Enflasyona bakalım. Yılbaşında piyasada enflasyonun yılsonuna doğru düşeceğine dair ortak görüş oluşmuştu. Beklentiler de %13-15 arasındaydı.  Geldiğimiz noktada, TL’de son 4 ayda dolar karşısındaki değer kaybı %15. Neresinden baksanız enflasyon tahminlerini %17’lere doğru yükseltmeniz gereken bir değer kaybı. Bu da yine daha yüksek faiz demek. Yüksek faiz de daha zor büyüme koşulları demek.  

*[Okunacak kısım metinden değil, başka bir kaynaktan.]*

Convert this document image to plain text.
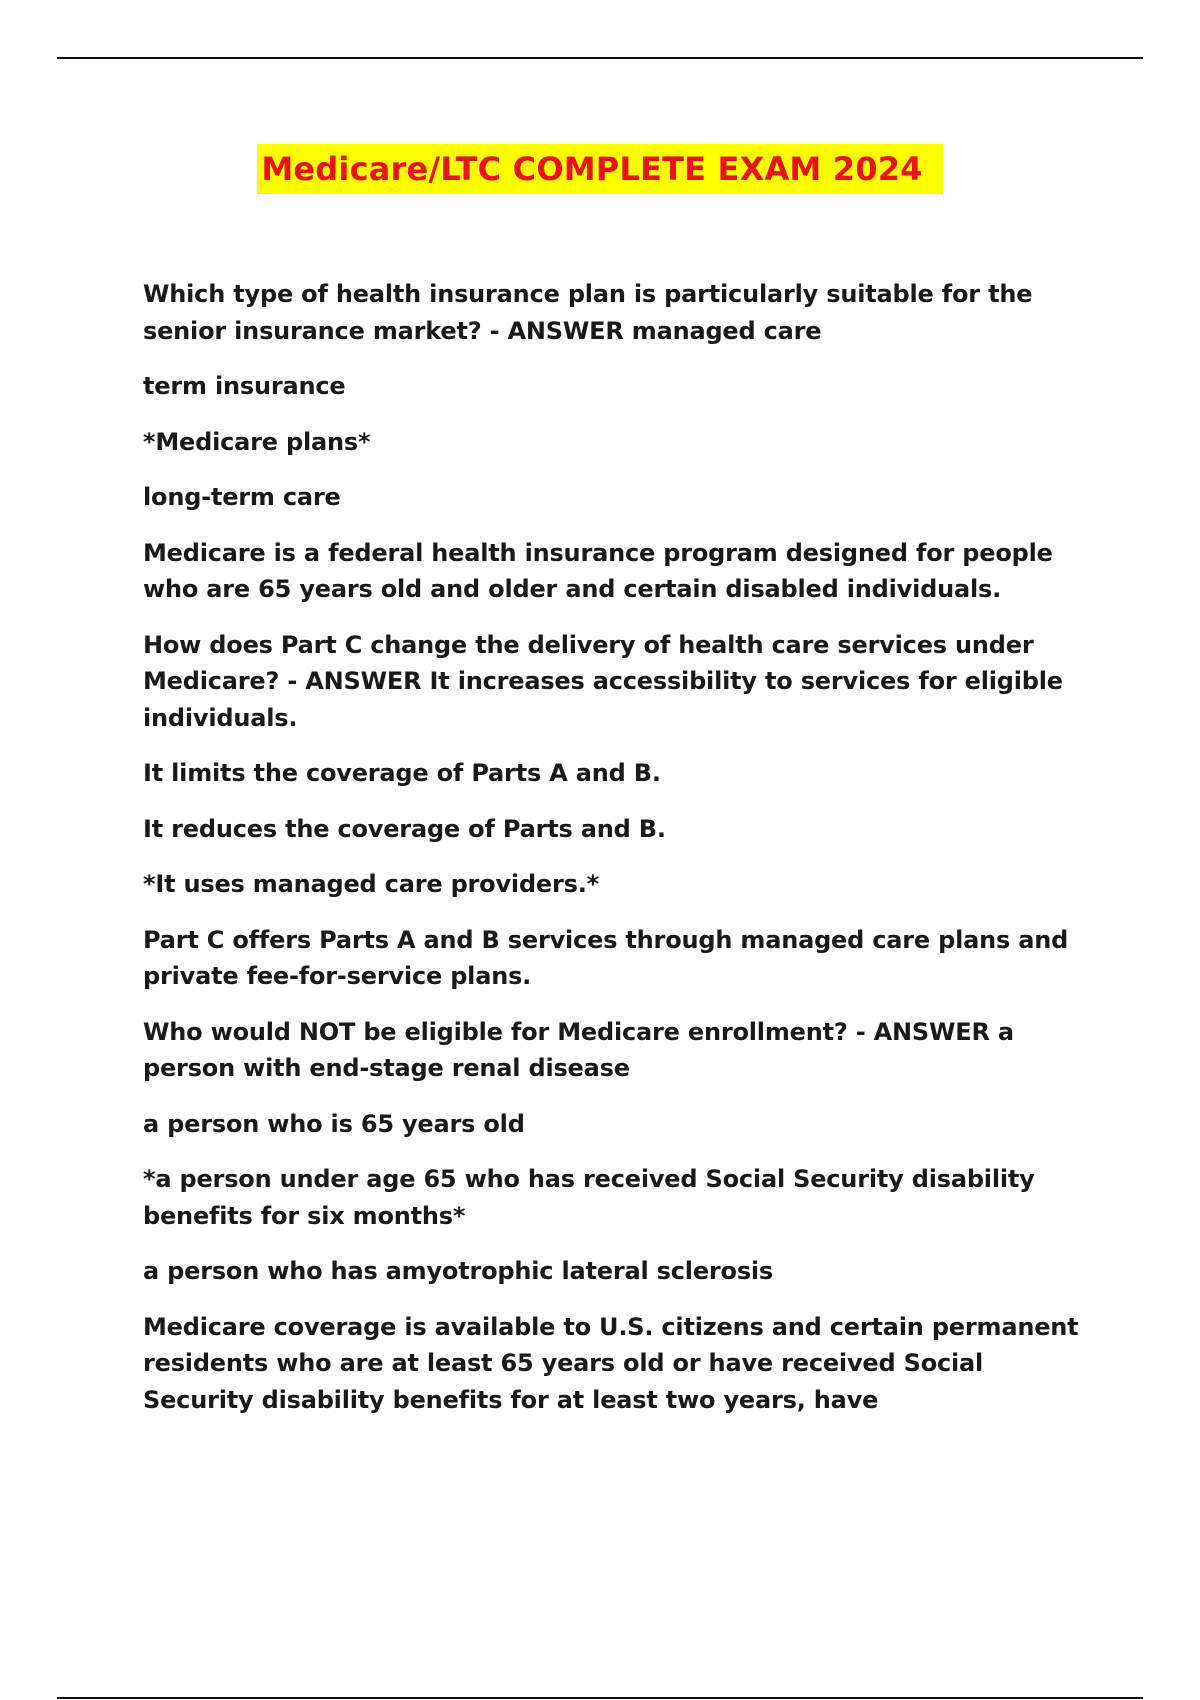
Medicare/LTC COMPLETE EXAM 2024

Which type of health insurance plan is particularly suitable for the senior insurance market? - ANSWER managed care

term insurance

*Medicare plans*

long-term care

Medicare is a federal health insurance program designed for people who are 65 years old and older and certain disabled individuals.

How does Part C change the delivery of health care services under Medicare? - ANSWER It increases accessibility to services for eligible individuals.

It limits the coverage of Parts A and B.

It reduces the coverage of Parts and B.

*It uses managed care providers.*

Part C offers Parts A and B services through managed care plans and private fee-for-service plans.

Who would NOT be eligible for Medicare enrollment? - ANSWER a person with end-stage renal disease

a person who is 65 years old

*a person under age 65 who has received Social Security disability benefits for six months*

a person who has amyotrophic lateral sclerosis

Medicare coverage is available to U.S. citizens and certain permanent residents who are at least 65 years old or have received Social Security disability benefits for at least two years, have
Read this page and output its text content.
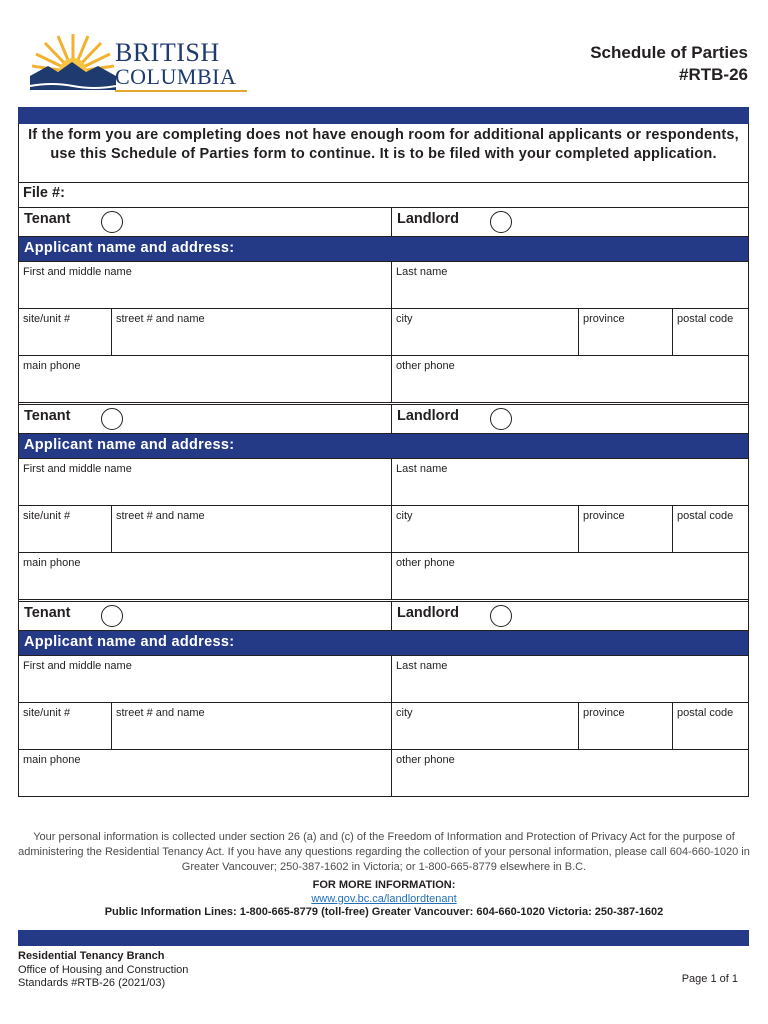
BRITISH
COLUMBIA
Schedule of Parties
#RTB-26
If the form you are completing does not have enough room for additional applicants or respondents, use this Schedule of Parties form to continue. It is to be filed with your completed application.
File #:
Tenant	Landlord
Applicant name and address:
First and middle name	Last name
site/unit #	street # and name	city	province	postal code
main phone	other phone
Tenant	Landlord
Applicant name and address:
First and middle name	Last name
site/unit #	street # and name	city	province	postal code
main phone	other phone
Tenant	Landlord
Applicant name and address:
First and middle name	Last name
site/unit #	street # and name	city	province	postal code
main phone	other phone
Your personal information is collected under section 26 (a) and (c) of the Freedom of Information and Protection of Privacy Act for the purpose of administering the Residential Tenancy Act. If you have any questions regarding the collection of your personal information, please call 604-660-1020 in Greater Vancouver; 250-387-1602 in Victoria; or 1-800-665-8779 elsewhere in B.C.
FOR MORE INFORMATION:
www.gov.bc.ca/landlordtenant
Public Information Lines: 1-800-665-8779 (toll-free) Greater Vancouver: 604-660-1020 Victoria: 250-387-1602
Residential Tenancy Branch
Office of Housing and Construction
Standards #RTB-26 (2021/03)	Page 1 of 1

Bütçe tarafına gelirsek, ilk çeyrekte bütçe açığı gerçekleşmemiz yıl sonu hedefinin %45’i. Neredeyse yıl sonu hedefinin yarısına ilk 3 ayda gelmişiz, hedeflerin tutması için büyük çaba ve disiplin gerekiyor. Yıllarca yabancı yatırımcılara anlattığımız, önemli olumlu bir çıpamızı da kaybetmişiz. Ekonomiye bu kanaldan daha da destek vermek de çok olası değil. Bunu bir iki yıl yapabilirsiniz lakin Türkiye bu şansını 2017-2018 ve 2019’un başında kullanmıştır. Bütçenizi kullanmak uzun vade sürdürülebilir bir politika değil diye bunca dönem bunca iktisatçının anlatmaya çalıştığı da aslında bu idi. Çünkü bu açığı finanse etmek için, piyasa dönüp bana borç ver demeniz gerekir. Bunu ancak bir iki yıl yapabilirsiniz, ardından piyasa bu borçlanma daha devam edecek diye düşünmeye başlar. Bu da faizleri kalıcı yükselten sürece evrilir. Ve ayrı bir maliyettir. Bir taraftan harcayarak ekonomiye destek olmaya çalışırken diğer taraftan büyümede yükselen faizle mücadele ettiğiniz bir sürece girmişsinizdir. Özetle bütçe desteği anlamında yer kalmamıştır.

Bu resimden çıkan tek iyi durum cari açığın muhtemelen sıfırlanacak olmasıdır ki, o da ekonomik daralmanın sonucudur.

Türkiye ekonomisi analizi yaparken, artık 3 ay daha uzamış seçimler, ya da oradan çıkacak sonuca göre tahmin yapmak yanıltıcı gözüküyor. Geldiğimiz nokta, makro göstergelerin bir kırılma dönemine girme riskine işaret ediyor.

Piyasanın öngördüğünden daha uzun zor bir dönem ve başka bir faz söz konusu olabilir. Bu sebepten de sıklıkla yazılarımızda büyüme açısından en zoru geride kaldı demek için erken olduğunun altını çizmekte fayda vardı. Güven ve şeffaflık gibi konuların, kelimelerin, çok sık kullandığımız için, içi bazen boşalabiliyor. Lakin ekonomilerin iyileşmesi için olmazsa olmazlardır. Bu yüzden “güven endekslerini” takip ederiz. Güven tesis etmenin ilk adımı da “belirsizlik” yaratan her konudan uzak durmaktır.  

Özetle, iktisadi açıdan, yaşadığımız sürecin, ateşli ve antibiyotik kullanan birini soğuk denize atmaktan farkı nedir? Piyasada şu an fiyatlanan da bundan farklı değil. Bundan sonrasında, bu yeni gerçeğe göre yeniden makro politika dizayn etmemiz gerekecektir.